Background information
- Born: 25 December 1934 Hathazari Upazila, Nandirhat, Chittagong, Bengal Presidency, British India
- Died: 27 January 1999 (aged 64) Dhaka, Bangladesh
- Genres: film score, techno, fusion, folk
- Occupations: Music director, composer, record producer
- Instruments: keyboards, vocals, guitar
- Years active: 1956–1997
- Labels: Sangeeta, Ektaar, Deadline music

= Satya Saha =

Satya Saha (25 December 1934 – 27 January 1999) was a Bangladeshi composer, and musician. His notable composed songs are "Chena Chena Lage" by Shyamal Mitra, "Dukkho Amar Basor Raater Palonko", "Chhiti Dio Protidin" by Sabina Yasmin, "Mon Bole Tumi Asbe", "Rupali Nadire", "Bondho Hote Cheye Tomar" by Subir Nandi, "Akasher Haate Ache" by Shammi Akhter, "Tumi Ki Dekhecho Kobhu" by Abdul Jabbar, "Oi Dur Digonte", "Mago Ma Ogo Ma" etc. He earned three Bangladesh National Film Awards in 1994, 1996, and 2001 in music director and composer categories. In 2013, he was awarded Independence Day Award after his death. He was the father of musician Emon Saha and film director Sumon Saha.

==Early life==
Satya Saha was born on 25 December 1934, into the zamindar family of Nandirhat at the Nandirhat Zamindar Bari, located in the Nandirhat area of Uttar Fateyabad under Hathazari Thana, Chattogram. Saha's father was Prasannakumar Saha. He started learning and rehearsing music from his uncle Rabindrapal Saha. He passed B.A. from Vidyasagar College in 1951–1952.

==Career==
Saha began his career as a music director in 1955 with Subhash Dutta’s film Sutorang.
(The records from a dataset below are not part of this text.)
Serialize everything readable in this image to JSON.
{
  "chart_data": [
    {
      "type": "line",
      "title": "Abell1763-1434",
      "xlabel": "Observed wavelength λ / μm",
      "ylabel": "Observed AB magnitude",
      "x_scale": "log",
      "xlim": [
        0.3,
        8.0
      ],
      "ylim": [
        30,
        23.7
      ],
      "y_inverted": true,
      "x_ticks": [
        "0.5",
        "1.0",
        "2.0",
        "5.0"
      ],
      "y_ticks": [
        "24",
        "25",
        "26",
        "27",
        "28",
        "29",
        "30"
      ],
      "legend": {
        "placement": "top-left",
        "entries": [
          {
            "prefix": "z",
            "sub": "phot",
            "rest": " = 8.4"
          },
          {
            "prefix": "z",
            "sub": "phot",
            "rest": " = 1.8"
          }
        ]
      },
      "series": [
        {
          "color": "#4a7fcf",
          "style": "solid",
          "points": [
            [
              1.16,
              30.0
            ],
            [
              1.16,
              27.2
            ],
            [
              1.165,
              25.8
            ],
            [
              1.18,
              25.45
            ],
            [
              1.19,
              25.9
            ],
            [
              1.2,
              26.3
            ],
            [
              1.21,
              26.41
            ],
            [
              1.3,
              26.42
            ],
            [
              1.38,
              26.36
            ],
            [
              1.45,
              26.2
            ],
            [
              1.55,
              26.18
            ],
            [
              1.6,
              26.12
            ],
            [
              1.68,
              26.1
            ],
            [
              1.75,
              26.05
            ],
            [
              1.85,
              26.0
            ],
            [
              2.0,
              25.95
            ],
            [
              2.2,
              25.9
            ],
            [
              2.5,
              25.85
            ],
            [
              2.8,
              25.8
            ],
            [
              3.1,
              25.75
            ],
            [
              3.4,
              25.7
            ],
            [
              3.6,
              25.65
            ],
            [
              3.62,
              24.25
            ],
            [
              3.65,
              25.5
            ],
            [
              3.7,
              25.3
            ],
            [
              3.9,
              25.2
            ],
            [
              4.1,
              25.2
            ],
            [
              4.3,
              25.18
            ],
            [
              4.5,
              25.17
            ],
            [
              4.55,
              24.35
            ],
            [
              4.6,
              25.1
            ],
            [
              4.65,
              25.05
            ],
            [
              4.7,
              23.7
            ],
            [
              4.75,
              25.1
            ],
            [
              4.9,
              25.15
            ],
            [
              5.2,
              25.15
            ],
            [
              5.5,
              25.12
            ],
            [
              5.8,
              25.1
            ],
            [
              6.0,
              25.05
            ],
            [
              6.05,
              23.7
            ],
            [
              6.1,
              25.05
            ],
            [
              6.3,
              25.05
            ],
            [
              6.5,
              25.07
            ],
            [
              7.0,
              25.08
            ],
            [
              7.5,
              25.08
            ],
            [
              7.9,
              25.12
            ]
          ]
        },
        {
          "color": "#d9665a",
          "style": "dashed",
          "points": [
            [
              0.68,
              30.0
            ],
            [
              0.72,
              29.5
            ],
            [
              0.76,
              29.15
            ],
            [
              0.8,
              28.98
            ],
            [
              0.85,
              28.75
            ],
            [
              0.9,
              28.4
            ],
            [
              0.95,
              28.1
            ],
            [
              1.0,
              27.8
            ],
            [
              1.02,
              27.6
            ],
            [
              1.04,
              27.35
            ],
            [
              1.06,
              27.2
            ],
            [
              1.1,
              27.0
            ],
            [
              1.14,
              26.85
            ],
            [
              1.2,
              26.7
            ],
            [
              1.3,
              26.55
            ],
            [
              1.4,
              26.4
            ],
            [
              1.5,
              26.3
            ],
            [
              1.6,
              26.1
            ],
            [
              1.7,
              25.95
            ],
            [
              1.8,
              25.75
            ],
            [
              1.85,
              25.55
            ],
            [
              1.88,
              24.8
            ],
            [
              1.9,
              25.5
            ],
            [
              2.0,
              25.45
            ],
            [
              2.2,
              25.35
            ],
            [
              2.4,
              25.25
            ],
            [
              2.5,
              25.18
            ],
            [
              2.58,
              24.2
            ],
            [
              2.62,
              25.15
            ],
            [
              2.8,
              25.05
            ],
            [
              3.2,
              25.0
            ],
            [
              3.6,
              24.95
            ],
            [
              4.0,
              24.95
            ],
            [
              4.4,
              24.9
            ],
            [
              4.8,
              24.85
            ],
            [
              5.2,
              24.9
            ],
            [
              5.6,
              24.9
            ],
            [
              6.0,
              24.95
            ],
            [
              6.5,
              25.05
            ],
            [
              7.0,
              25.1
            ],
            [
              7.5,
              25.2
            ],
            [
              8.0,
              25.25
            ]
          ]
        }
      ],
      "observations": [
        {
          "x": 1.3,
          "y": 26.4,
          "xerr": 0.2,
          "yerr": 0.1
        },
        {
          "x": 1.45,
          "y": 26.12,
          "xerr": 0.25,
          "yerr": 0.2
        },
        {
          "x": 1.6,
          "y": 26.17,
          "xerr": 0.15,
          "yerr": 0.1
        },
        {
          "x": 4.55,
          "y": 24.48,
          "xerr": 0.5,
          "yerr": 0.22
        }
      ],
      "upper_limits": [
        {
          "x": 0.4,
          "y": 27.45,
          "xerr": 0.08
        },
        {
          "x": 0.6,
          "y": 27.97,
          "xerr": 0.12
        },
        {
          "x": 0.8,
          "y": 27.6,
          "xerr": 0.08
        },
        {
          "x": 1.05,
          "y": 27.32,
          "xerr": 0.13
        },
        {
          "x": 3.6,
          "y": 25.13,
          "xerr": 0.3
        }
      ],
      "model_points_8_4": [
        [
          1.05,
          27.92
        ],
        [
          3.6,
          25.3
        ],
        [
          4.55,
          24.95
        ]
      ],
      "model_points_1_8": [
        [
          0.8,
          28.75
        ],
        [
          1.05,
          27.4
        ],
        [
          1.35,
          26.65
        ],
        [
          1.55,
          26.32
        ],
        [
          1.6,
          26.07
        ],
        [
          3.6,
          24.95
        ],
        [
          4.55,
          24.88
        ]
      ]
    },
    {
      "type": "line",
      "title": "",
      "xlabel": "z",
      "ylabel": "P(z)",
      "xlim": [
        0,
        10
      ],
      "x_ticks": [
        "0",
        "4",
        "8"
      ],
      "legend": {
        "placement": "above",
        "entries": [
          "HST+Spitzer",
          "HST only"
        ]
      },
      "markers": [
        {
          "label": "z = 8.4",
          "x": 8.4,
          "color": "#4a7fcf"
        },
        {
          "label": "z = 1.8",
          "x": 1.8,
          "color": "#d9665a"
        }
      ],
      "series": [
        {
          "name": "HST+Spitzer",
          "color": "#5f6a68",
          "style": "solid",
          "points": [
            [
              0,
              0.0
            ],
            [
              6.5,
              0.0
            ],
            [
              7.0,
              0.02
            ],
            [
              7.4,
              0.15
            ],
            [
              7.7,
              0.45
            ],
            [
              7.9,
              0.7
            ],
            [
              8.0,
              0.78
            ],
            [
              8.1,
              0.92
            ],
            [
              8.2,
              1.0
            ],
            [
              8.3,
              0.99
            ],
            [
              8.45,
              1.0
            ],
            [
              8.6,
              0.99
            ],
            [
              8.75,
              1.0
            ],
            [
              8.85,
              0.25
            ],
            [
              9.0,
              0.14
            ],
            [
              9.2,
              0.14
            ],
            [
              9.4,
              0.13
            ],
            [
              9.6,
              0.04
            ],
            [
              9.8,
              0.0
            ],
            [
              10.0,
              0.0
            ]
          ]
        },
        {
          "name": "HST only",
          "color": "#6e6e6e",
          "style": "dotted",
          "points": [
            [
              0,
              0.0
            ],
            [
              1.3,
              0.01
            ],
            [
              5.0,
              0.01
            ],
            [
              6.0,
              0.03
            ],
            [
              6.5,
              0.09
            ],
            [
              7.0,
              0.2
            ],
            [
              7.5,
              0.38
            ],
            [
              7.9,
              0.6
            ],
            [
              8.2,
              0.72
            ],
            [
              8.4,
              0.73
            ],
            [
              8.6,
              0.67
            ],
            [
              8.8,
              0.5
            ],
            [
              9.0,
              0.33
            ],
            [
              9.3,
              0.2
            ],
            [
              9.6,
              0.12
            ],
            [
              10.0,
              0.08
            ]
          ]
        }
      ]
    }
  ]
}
He started his career as an assistant of composer Panchanon Mitra at Radio's Dhaka Station in 1956. From 1964 to 1999, he directed music in about two hundred different films and produced twenty films.

==Filmography==

- Sutorang (1964)
- Janajani (1965)
- Rupban (1965)
- Fir Milebge Ham Duno (1966)
- Bhawal Sanyasi (1966)
- Kagazer Nouka (1966)
- Gunai Bibi (1966)
- 13 Number Feku Gostagar Lane (1966)
- Saiful Mulk Badiuzzaman
- Aina O Abashishta (1966)
- Aparichita
- Etotuku Asha (1968)
- Binimoy (1970)
- Dhire Bohe Meghna (1973)
- Alor Michil (1974)
- Nayanmoni (1976)
- Surjakonya (1976)
- Puroshkar (1980)
- Mohanogor (1981)
- Aguner Poroshmoni (1994)
- Ajante (1996)
- Dipu Number Two (1996)

==Awards==
- Bachsas Awards – 1974
- Bangladesh National Film Awards (1994, 1996, 2001)
- Independence Day Award (2013)

==Death==
Saha died on 27 January 1999 in Dhaka.